Hi Bay Area people on this thread,
You might be interested in these events:

1. AI in drug discovery & medicine MIT presentations at JPM Wed Jan 15th, 6-9pm
   @ $150 for 3 hours entry to this event is a little steep.
   If anyone can get me a free ticket, I’d love to go!

2. BayBIFX @ Thermo Fisher, FREE Tue Dec 3rd, 4-7pm.
   Often presenters, organizers, and anyone else who wants to join go out for dinner afterward.

@KarlH

Summary of the “Machine Learning for Health” workshop from NeurIPS 2019:

Hi all - happy to have found this topic!

I’ve been working on a language model of DNA sequences. I’m an environmental microbiologist studying how microbes regulate the carbon cycle and the Earth system in general, and trying to build better models of the interactions between microbes and their environment.

For now, I’ve been working with raw, unassembled NGS reads from metagenomes (100-200bp long) as input to the model. I’m building a character-level model with an AWD-LSTM architecture - so tokenizing the sequence one nucleotide at a time (with a stride of one). I’ve been getting promising preliminary results when bidirectional is set to ‘False’ (accuracy in the ballpark of 0.35-0.4 in early epochs), but when I set bidirectional to ‘True’ I get 0.98 accuracy on the first epoch… Clearly it’s somehow able to cheat, but I can’t figure out how this would be. If I was using a kmer/ngram size of 3 and a stride of 1, you could see how a bidirectional model would be able to ‘see’ the right answer from the surrounding tokens and cheat that way, but for a character-level model this shouldn’t be the case… any ideas what I’m missing??

It occurred to me that the fact that the sequences are paired-end could have something to do with it - there’s overlap of maybe 30bp or so between training examples - but haven’t tested it yet. And I’m not sure why that would affect only a bidirectional model - in that case you’d think a forward-only model would also be affected.
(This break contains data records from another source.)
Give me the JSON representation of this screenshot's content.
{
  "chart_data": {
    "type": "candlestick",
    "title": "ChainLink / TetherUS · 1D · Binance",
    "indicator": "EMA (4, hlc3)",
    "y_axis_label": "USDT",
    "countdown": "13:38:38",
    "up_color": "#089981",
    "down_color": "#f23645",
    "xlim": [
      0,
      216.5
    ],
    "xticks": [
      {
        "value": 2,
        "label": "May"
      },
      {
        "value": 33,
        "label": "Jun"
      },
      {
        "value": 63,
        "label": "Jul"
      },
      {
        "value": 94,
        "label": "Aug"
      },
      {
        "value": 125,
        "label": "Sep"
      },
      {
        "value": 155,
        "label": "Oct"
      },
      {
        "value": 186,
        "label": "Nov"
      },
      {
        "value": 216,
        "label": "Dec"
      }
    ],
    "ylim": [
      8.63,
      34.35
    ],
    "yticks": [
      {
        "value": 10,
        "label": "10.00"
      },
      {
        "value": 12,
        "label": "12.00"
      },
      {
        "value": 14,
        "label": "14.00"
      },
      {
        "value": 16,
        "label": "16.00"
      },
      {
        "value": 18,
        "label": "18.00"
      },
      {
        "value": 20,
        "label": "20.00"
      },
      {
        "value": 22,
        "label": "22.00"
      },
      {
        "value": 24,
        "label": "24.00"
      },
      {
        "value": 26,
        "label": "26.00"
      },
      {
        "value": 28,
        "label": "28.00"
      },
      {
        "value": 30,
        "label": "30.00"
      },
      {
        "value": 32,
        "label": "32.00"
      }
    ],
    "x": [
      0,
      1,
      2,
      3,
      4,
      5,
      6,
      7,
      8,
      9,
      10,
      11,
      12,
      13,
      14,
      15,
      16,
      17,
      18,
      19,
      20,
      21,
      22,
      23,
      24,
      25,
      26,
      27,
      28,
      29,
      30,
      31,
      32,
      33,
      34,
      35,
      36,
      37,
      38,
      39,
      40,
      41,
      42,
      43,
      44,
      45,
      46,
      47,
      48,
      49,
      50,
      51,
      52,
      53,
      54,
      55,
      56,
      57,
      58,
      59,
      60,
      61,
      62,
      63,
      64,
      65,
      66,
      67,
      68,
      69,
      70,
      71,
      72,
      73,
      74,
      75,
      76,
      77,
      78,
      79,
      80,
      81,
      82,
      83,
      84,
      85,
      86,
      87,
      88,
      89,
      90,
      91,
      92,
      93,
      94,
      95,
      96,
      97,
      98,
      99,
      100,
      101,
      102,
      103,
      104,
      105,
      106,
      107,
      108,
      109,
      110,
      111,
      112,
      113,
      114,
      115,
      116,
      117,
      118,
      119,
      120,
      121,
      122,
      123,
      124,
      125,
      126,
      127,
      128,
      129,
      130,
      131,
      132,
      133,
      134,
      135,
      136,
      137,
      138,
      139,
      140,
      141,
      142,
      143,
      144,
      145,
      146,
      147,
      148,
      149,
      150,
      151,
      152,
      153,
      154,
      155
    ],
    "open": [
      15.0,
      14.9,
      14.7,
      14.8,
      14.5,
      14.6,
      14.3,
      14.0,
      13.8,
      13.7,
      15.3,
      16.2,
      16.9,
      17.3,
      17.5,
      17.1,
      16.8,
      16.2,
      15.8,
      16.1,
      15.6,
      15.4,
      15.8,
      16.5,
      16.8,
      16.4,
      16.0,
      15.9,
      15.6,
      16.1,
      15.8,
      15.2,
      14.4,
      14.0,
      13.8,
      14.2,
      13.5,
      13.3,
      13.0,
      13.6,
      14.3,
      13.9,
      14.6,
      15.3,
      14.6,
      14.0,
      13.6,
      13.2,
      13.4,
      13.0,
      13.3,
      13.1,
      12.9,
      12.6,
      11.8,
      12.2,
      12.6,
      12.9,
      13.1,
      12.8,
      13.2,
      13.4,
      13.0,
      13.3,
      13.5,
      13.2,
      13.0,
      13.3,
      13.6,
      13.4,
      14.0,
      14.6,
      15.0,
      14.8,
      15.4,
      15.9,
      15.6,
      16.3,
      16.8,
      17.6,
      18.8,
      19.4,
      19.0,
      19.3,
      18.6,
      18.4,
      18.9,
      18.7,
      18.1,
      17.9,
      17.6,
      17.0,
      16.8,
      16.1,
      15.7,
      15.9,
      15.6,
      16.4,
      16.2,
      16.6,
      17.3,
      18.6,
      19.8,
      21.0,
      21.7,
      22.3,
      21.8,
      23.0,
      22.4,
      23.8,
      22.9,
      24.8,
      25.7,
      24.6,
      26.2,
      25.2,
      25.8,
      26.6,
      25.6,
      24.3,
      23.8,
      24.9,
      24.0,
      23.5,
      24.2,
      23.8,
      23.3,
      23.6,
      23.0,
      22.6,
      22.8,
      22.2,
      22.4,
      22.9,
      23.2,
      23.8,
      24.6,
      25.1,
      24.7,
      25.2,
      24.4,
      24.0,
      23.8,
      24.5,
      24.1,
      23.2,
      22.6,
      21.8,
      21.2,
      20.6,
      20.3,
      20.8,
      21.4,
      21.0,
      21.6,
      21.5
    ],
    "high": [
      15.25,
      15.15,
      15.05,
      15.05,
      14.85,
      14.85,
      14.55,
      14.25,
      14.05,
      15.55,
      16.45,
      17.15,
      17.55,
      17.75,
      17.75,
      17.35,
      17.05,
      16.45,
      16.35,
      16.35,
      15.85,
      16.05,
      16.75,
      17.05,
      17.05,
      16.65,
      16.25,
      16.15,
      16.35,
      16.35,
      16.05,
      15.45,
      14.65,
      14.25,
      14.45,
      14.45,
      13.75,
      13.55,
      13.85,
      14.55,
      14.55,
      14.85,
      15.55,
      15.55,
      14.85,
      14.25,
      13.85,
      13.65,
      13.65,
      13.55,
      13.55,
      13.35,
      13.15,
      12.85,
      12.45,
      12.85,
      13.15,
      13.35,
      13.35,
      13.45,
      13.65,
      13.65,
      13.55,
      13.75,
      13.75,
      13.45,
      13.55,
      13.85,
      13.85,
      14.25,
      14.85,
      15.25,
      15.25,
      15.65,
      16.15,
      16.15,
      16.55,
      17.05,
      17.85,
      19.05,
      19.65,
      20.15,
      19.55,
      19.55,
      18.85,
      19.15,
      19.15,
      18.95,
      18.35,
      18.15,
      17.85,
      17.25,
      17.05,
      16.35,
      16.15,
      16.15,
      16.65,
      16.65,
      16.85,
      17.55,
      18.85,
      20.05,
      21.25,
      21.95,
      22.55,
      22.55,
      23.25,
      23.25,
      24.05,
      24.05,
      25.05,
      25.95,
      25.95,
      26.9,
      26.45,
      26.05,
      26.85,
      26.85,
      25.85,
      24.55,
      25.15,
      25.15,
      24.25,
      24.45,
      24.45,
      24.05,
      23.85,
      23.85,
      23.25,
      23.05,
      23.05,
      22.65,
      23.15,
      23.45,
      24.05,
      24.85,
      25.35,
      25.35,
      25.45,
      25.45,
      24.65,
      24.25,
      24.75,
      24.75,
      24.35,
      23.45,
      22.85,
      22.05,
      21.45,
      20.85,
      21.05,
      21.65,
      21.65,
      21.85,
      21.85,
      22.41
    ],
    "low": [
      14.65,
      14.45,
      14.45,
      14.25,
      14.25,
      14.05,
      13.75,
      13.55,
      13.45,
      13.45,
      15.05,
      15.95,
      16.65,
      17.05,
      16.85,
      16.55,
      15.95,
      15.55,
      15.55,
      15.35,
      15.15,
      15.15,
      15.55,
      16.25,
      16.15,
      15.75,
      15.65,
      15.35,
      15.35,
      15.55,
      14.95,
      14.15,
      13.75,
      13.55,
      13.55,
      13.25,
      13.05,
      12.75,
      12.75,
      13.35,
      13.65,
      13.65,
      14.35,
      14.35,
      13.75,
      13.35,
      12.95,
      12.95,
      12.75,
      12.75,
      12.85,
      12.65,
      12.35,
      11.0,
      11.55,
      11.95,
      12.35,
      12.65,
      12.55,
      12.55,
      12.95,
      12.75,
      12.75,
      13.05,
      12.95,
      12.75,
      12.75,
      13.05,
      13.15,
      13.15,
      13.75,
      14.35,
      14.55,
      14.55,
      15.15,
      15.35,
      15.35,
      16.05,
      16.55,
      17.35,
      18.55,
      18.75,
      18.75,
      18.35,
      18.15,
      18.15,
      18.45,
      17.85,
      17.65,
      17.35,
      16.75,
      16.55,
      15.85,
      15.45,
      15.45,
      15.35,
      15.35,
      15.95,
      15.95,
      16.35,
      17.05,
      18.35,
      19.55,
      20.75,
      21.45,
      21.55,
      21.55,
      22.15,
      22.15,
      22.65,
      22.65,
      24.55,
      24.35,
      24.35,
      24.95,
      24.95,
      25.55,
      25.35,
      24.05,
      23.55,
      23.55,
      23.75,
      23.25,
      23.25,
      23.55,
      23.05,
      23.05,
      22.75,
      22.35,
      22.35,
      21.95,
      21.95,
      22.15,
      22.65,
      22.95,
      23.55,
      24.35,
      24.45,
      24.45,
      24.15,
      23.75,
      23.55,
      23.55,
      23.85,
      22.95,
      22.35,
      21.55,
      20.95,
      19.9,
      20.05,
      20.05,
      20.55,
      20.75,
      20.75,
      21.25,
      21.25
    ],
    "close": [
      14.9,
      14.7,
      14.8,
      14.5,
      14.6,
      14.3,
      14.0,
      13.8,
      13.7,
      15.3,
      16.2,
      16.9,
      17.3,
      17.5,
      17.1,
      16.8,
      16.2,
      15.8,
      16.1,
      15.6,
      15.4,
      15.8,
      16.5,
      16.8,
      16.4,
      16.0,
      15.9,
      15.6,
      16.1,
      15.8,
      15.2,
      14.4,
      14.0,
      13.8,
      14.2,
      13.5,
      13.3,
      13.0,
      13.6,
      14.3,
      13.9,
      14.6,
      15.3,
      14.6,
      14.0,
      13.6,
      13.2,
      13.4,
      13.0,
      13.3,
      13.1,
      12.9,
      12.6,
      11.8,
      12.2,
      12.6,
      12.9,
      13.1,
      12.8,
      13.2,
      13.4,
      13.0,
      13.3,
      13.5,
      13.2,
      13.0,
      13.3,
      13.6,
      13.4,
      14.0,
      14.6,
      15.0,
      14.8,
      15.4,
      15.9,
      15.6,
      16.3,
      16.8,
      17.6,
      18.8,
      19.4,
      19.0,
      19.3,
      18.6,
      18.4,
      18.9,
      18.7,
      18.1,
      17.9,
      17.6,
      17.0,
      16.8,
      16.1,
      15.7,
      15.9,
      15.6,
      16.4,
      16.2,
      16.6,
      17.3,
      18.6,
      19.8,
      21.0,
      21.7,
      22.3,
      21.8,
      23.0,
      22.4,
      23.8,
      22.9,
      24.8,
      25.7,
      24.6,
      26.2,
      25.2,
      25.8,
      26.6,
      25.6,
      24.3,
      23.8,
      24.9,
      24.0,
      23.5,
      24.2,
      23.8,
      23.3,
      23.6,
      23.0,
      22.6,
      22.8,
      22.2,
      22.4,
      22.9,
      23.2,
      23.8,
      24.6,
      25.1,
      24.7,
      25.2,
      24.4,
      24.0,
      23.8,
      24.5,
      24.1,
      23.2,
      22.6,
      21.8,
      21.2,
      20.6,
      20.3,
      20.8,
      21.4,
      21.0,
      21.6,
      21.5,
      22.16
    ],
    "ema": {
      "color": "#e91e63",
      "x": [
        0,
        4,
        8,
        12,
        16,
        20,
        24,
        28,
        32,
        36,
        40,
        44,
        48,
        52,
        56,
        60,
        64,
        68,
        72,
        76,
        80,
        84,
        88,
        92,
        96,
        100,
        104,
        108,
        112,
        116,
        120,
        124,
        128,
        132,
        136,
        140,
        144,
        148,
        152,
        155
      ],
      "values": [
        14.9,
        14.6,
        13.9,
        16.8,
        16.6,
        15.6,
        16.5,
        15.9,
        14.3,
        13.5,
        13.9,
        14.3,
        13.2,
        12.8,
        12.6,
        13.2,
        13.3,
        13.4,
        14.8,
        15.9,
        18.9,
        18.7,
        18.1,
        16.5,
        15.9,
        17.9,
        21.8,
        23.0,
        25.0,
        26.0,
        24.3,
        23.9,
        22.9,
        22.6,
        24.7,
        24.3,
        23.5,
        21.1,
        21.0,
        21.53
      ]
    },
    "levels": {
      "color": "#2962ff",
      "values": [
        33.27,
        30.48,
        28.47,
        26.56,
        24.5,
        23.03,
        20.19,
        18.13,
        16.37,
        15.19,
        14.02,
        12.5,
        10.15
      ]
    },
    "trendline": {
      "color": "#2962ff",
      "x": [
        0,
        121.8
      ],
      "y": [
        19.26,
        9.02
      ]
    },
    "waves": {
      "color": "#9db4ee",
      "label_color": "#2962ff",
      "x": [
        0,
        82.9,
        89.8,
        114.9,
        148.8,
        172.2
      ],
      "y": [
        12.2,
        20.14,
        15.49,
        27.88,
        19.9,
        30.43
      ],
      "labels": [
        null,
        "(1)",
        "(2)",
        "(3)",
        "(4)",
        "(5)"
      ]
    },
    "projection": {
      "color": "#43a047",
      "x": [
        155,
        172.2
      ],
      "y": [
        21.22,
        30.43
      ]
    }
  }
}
Here’s how I’m setting up the model:

config = awd_lstm_lm_config.copy()
config['bidir'] = True #or False 
#'data' is my databunch
learn = language_model_learner(data, AWD_LSTM, drop_mult=drop_mult, model_dir=".", config=config, pretrained=False)
learn.to_fp16()
learn.callbacks.append(SaveModelCallback(learn, every='improvement', monitor='accuracy', name=model_path))
learn.callbacks.append(CSVLogger(learn, filename=log_path, append=True))

learn.fit_one_cycle(numcycles,lrate, moms=(0.8,0.7))

Thanks all!

Have a look here for a great starting intro:

I’m not sure if these repos also looked into using SentencePiece, but this should be now easier with fastai and could be very promising.

Keep us updated on how your approach turns out!

You can’t use bidirectional LSTMs for language models out of the box. Language models predict the next token for every token in the input. If your model is bidirectional, it reads the target token as part of the input.

If you want to use bidirectional LSTMs for language modeling, you’ll have to train your model with masking like BERT and other transformer based language models do.